I try to visit my three grands once a week after school. This week I picked them up. As we walked to the car, I asked the eldest, 9, how his day was. “Great,” he replied.

“What made it great?” I asked.

“Well, for one, you.”


In the car, all three buckled and happy snacking on the mini-banana-oatmeal muffins I made, I asked what else made the day great. By then, the focus had moved onto other things – the three arguing about whether or not to play a CD or just talk, so whatever else occurred during the day was lost for the moment.

At home, we played some Monkey in the Middle (inside), and even though it was freezing, I suggested we go outside. My granddaughter, 7, wanted to play soccer.

It took a little convincing to get them to wear at least a fleece jacket and hats.

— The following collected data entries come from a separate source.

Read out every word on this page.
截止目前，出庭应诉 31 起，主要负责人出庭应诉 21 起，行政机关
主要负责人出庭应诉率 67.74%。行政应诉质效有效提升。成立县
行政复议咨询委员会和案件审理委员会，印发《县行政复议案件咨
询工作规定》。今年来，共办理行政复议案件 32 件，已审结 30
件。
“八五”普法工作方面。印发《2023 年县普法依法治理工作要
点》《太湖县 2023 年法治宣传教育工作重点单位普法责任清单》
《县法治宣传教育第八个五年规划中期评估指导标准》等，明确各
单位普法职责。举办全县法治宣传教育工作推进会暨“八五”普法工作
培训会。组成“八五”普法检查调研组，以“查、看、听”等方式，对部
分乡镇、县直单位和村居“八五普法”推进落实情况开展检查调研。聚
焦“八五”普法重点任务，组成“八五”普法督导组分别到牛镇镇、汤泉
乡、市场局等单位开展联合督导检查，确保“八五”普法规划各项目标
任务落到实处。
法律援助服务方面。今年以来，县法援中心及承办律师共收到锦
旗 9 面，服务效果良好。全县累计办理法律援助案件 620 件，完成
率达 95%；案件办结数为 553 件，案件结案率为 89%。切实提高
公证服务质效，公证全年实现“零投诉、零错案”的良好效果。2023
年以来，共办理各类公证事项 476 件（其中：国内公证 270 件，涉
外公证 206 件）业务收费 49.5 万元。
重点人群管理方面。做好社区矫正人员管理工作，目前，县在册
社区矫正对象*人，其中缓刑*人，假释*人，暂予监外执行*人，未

We kicked the ball a bit in the yard.

Hand-knitted hats

Returning inside, I asked if they wanted to play some games. Often the 9-year-old ensconces himself in Legos; the 7 plays with me a little, and the 5, hovers around, observing. I can still read aloud to him and his sister, especially while they’re eating dinner.

Lately, their games have become very complicated. Too hard to teach me. Too many pieces, requiring lots of time. Gone are the days of a few rounds of Connect Four or Uno. Now it’s intensive board games. Dominion, for one.

At an impasse, I suggested a lifelong favorite of mine, Scrabble.

We agreed to play an open board and not keep score. Even the eldest joined in. I explained the rules and taught a few strategies. We consulted a dictionary a couple times. We traded letters and helped each other. By the time the letter bag was nearly empty, they’d grown tired of the game and we put it away.

But the seed’s been planted. I have another game that I can play with them and in time, they’ll certainly overtake my abilities.